La vitamine D, d’autre part, n’est pas absorbée par nos aliments en quantités significatives, mais plutôt produite dans la peau par des réactions chimiques qui dépendent du rayonnement ultraviolet (UV), ce qui suggère que l’enfant était gravement sous-alimenté non pas par manque de nourriture, mais par manque de soleil.
Le produit chimique est absolument crucial dans la construction des os pendant l’enfance, expliquant les anomalies osseuses. Il permet également à l’organisme de mieux absorber le calcium et le phosphore tout au long de la vie.
“La combinaison de l’obésité et d’une grave carence en vitamines ne peut s’expliquer que par un état nutritionnel généralement” bon “et une absence presque totale d’exposition au soleil”, explique le pathologiste Andreas Nerlich de l’Université de Munich.
Bien que le rachitisme ne soit pas nécessairement une condamnation à mort, un examen des poumons de l’enfant a révélé des signes de pneumonie mortelle, une infection courante chez les nourrissons souffrant de carences en vitamine D.
Un gros plan de l’enfant momifié avec sa main sur son ventre. (Nerlich et al., Frontières, 2022)
Il a fallu attendre le XIXe siècle et une pandémie de rachitisme pour que les scientifiques comprennent que l’exposition au soleil est nécessaire à la formation des os, bien trop tard pour aider le nourrisson Starhemberg.
L’enfant momifié trouvé en Autriche n’est qu’un enfant d’une seule famille dans une partie de l’Europe, mais étant donné que peu de sépultures d’enfants ont été trouvées si bien conservées, la découverte est un aperçu intéressant des conditions de vie des enfants nobles de les XVIe et XVIIe siècles.
Pendant ce temps, les aristocrates évitaient souvent le soleil pour garder leur peau de porcelaine blanche, signe de haut rang dans une grande partie de la société européenne. Seuls les paysans et les ouvriers étaient embrassés par le soleil.
En Italie, de nombreux squelettes d’enfants nobles enterrés dans les chapelles des Médicis à Florence aux XVIe et XVIIe siècles présentent également des signes de rachitisme, notamment une courbure des membres. Les chercheurs à l’origine d’une étude de 2013 affirment qu’un retard prolongé dans la fourniture de quantités adéquates d’aliments solides qui fourniraient de petites quantités de vitamine D chez les nourrissons pourrait augmenter les risques de rachitisme.

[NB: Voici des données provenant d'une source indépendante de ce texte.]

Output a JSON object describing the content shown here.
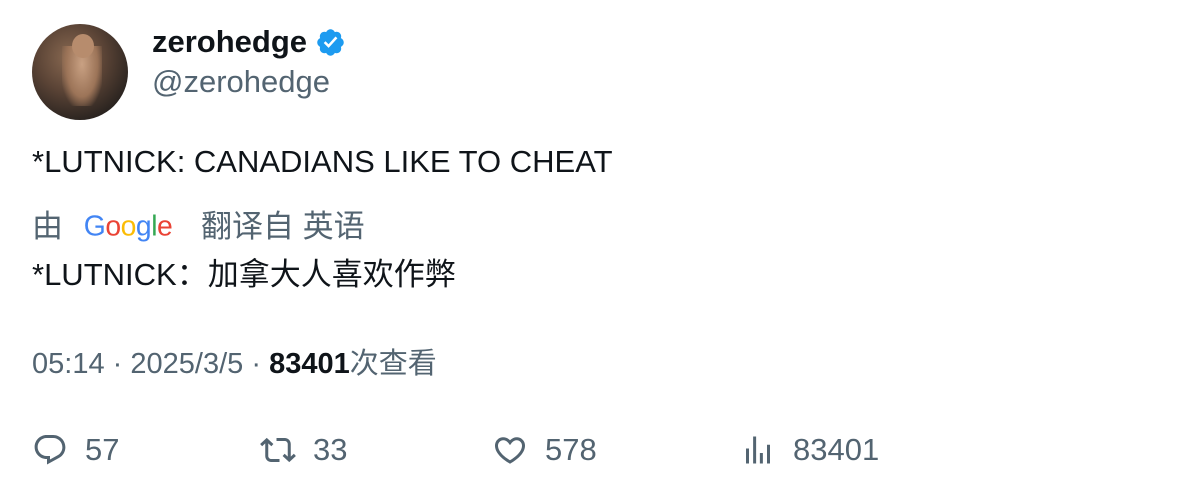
{
  "author": {
    "display_name": "zerohedge",
    "handle": "@zerohedge",
    "verified": true,
    "verified_color": "#1d9bf0"
  },
  "tweet": {
    "text": "*LUTNICK: CANADIANS LIKE TO CHEAT"
  },
  "translation": {
    "by_label": "由",
    "provider": "Google",
    "from_label": "翻译自 英语",
    "text": "*LUTNICK：加拿大人喜欢作弊"
  },
  "meta": {
    "time": "05:14",
    "separator": "·",
    "date": "2025/3/5",
    "views_count": "83401",
    "views_label": "次查看"
  },
  "actions": {
    "replies": "57",
    "retweets": "33",
    "likes": "578",
    "views": "83401"
  },
  "icons": {
    "reply": "reply-icon",
    "retweet": "retweet-icon",
    "like": "heart-icon",
    "views": "analytics-icon"
  }
}
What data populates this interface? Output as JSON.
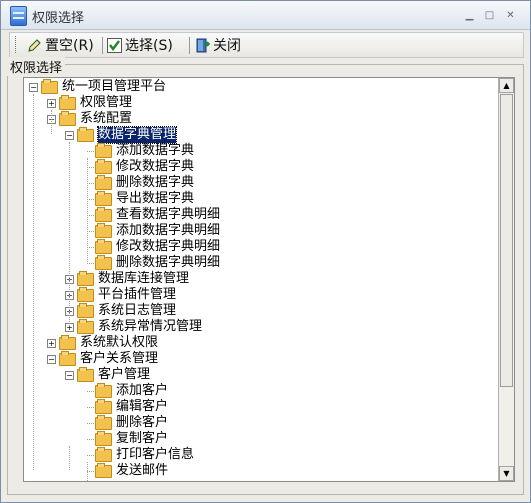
{
  "window": {
    "title": "权限选择",
    "controls": [
      "minimize-icon",
      "restore-icon",
      "close-icon"
    ]
  },
  "toolbar": {
    "clear_label": "置空(R)",
    "select_label": "选择(S)",
    "close_label": "关闭",
    "icons": {
      "clear": "pencil-icon",
      "select": "checkmark-icon",
      "close": "exit-icon"
    }
  },
  "group": {
    "label": "权限选择"
  },
  "tree": {
    "items": [
      {
        "label": "统一项目管理平台",
        "level": 0,
        "expander": "minus"
      },
      {
        "label": "权限管理",
        "level": 1,
        "expander": "plus"
      },
      {
        "label": "系统配置",
        "level": 1,
        "expander": "minus"
      },
      {
        "label": "数据字典管理",
        "level": 2,
        "expander": "minus",
        "selected": true
      },
      {
        "label": "添加数据字典",
        "level": 3
      },
      {
        "label": "修改数据字典",
        "level": 3
      },
      {
        "label": "删除数据字典",
        "level": 3
      },
      {
        "label": "导出数据字典",
        "level": 3
      },
      {
        "label": "查看数据字典明细",
        "level": 3
      },
      {
        "label": "添加数据字典明细",
        "level": 3
      },
      {
        "label": "修改数据字典明细",
        "level": 3
      },
      {
        "label": "删除数据字典明细",
        "level": 3
      },
      {
        "label": "数据库连接管理",
        "level": 2,
        "expander": "plus"
      },
      {
        "label": "平台插件管理",
        "level": 2,
        "expander": "plus"
      },
      {
        "label": "系统日志管理",
        "level": 2,
        "expander": "plus"
      },
      {
        "label": "系统异常情况管理",
        "level": 2,
        "expander": "plus"
      },
      {
        "label": "系统默认权限",
        "level": 1,
        "expander": "plus"
      },
      {
        "label": "客户关系管理",
        "level": 1,
        "expander": "minus"
      },
      {
        "label": "客户管理",
        "level": 2,
        "expander": "minus"
      },
      {
        "label": "添加客户",
        "level": 3
      },
      {
        "label": "编辑客户",
        "level": 3
      },
      {
        "label": "删除客户",
        "level": 3
      },
      {
        "label": "复制客户",
        "level": 3
      },
      {
        "label": "打印客户信息",
        "level": 3
      },
      {
        "label": "发送邮件",
        "level": 3
      }
    ]
  }
}
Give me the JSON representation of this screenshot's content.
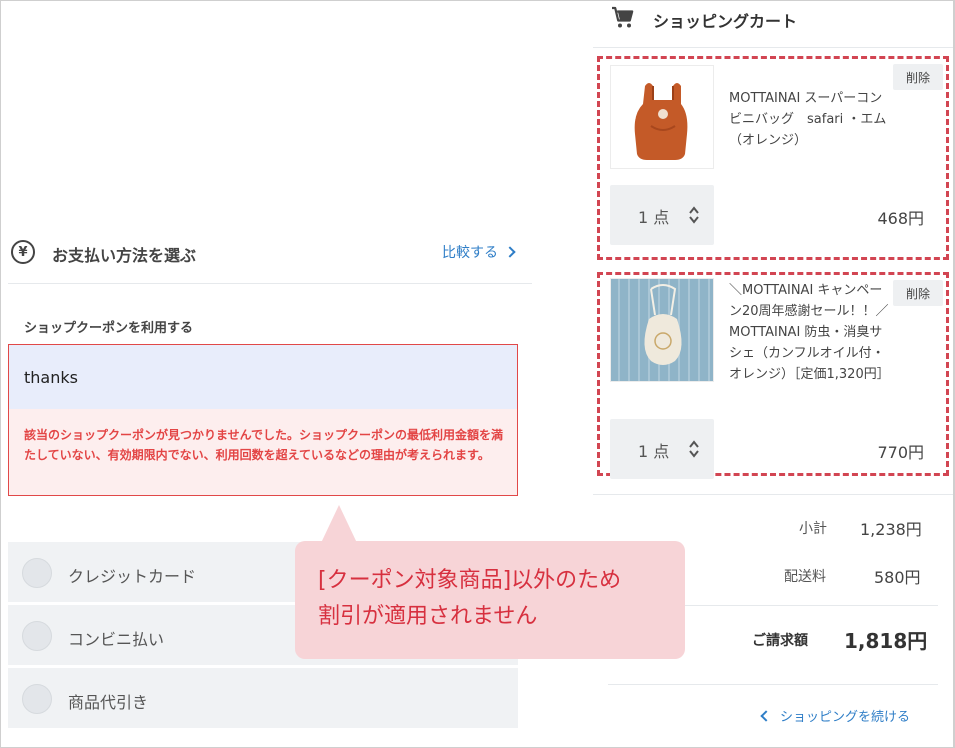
{
  "cart": {
    "title": "ショッピングカート",
    "items": [
      {
        "name": "MOTTAINAI スーパーコンビニバッグ　safari ・エム （オレンジ）",
        "delete_label": "削除",
        "quantity": "1 点",
        "price": "468円"
      },
      {
        "name": "＼MOTTAINAI キャンペーン20周年感謝セール！！／MOTTAINAI 防虫・消臭サシェ（カンフルオイル付・オレンジ）［定価1,320円］",
        "delete_label": "削除",
        "quantity": "1 点",
        "price": "770円"
      }
    ],
    "subtotal_label": "小計",
    "subtotal": "1,238円",
    "shipping_label": "配送料",
    "shipping": "580円",
    "total_label": "ご請求額",
    "total": "1,818円",
    "continue_label": "ショッピングを続ける"
  },
  "payment": {
    "title": "お支払い方法を選ぶ",
    "compare_label": "比較する",
    "coupon_label": "ショップクーポンを利用する",
    "coupon_value": "thanks",
    "coupon_error": "該当のショップクーポンが見つかりませんでした。ショップクーポンの最低利用金額を満たしていない、有効期限内でない、利用回数を超えているなどの理由が考えられます。",
    "methods": [
      "クレジットカード",
      "コンビニ払い",
      "商品代引き"
    ]
  },
  "callout": {
    "line1": "[クーポン対象商品]以外のため",
    "line2": "割引が適用されません"
  },
  "colors": {
    "accent_link": "#2f7ec7",
    "error_red": "#e34545",
    "dashed_highlight": "#d24552",
    "callout_bg": "#f7d4d7",
    "callout_text": "#d7303f"
  }
}
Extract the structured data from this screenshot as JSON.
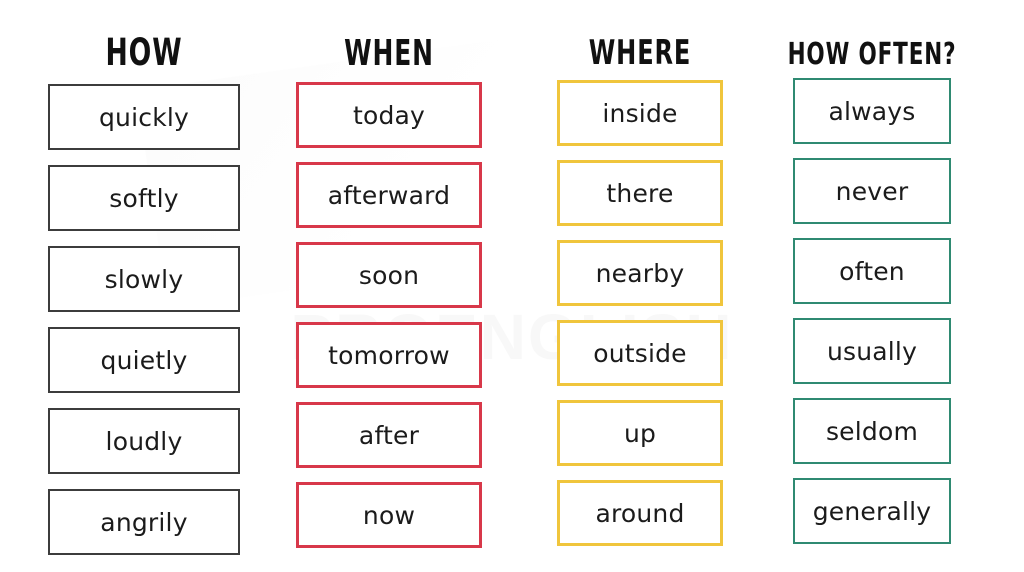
{
  "page": {
    "background_color": "#ffffff",
    "watermark_text": "PROENGLISH"
  },
  "columns": [
    {
      "id": "how",
      "header": "HOW",
      "border_color": "#3c3c3c",
      "words": [
        "quickly",
        "softly",
        "slowly",
        "quietly",
        "loudly",
        "angrily"
      ]
    },
    {
      "id": "when",
      "header": "WHEN",
      "border_color": "#d8384a",
      "words": [
        "today",
        "afterward",
        "soon",
        "tomorrow",
        "after",
        "now"
      ]
    },
    {
      "id": "where",
      "header": "WHERE",
      "border_color": "#f0c53c",
      "words": [
        "inside",
        "there",
        "nearby",
        "outside",
        "up",
        "around"
      ]
    },
    {
      "id": "how-often",
      "header": "HOW OFTEN?",
      "border_color": "#2f8a72",
      "words": [
        "always",
        "never",
        "often",
        "usually",
        "seldom",
        "generally"
      ]
    }
  ]
}
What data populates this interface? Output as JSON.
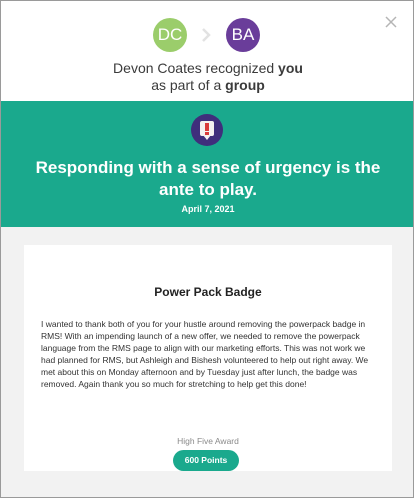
{
  "window": {
    "close_label": "close"
  },
  "giver": {
    "initials": "DC",
    "color": "#9bcd6b"
  },
  "receiver": {
    "initials": "BA",
    "color": "#6a3d9a"
  },
  "recognition": {
    "giver_name": "Devon Coates",
    "verb": "recognized",
    "target": "you",
    "line2_prefix": "as part of a",
    "line2_bold": "group"
  },
  "banner": {
    "color": "#1aa98d",
    "icon": "urgency-flag-icon",
    "value_title": "Responding with a sense of urgency is the ante to play.",
    "date": "April 7, 2021"
  },
  "card": {
    "title": "Power Pack Badge",
    "message": "I wanted to thank both of you for your hustle around removing the powerpack badge in RMS! With an impending launch of a new offer, we needed to remove the powerpack language from the RMS page to align with our marketing efforts. This was not work we had planned for RMS, but Ashleigh and Bishesh volunteered to help out right away. We met about this on Monday afternoon and by Tuesday just after lunch, the badge was removed. Again thank you so much for stretching to help get this done!",
    "award_type": "High Five Award",
    "points": "600 Points"
  }
}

On ne sait pas si le nourrisson trouvé dans la crypte autrichienne a été sevré ou a mangé des aliments gras riches en vitamine D. Ce que l’on sait, c’est qu’il était bien nourri et soigné. En fait, son niveau élevé de graisse corporelle est probablement ce qui a permis à sa dépouille d’être si bien conservée. Il existe même des preuves récentes que la carence en vitamine D est liée à l’obésité infantile, ce qui soulève des questions sur le rôle que son régime alimentaire privilégié aurait pu jouer dans sa maladie.
Étant donné que le cadavre a été enterré dans un manteau funéraire en soie et qu’il était le seul enfant dans la crypte familiale, les chercheurs soupçonnent qu’il s’agissait d’un premier-né, peut-être nommé Gundaker, Gregor ou Reichard, à en juger par l’arbre généalogique. Malheureusement, son cercueil ne portait pas d’inscription.
“Ce n’est qu’un cas”, admet Nerlich, “mais comme nous savons que les taux de mortalité infantile précoce étaient généralement très élevés à cette époque, nos observations peuvent avoir un impact considérable sur la reconstruction globale de la vie des nourrissons, même dans les classes sociales supérieures. .”
L’étude a été publiée dans Frontiers.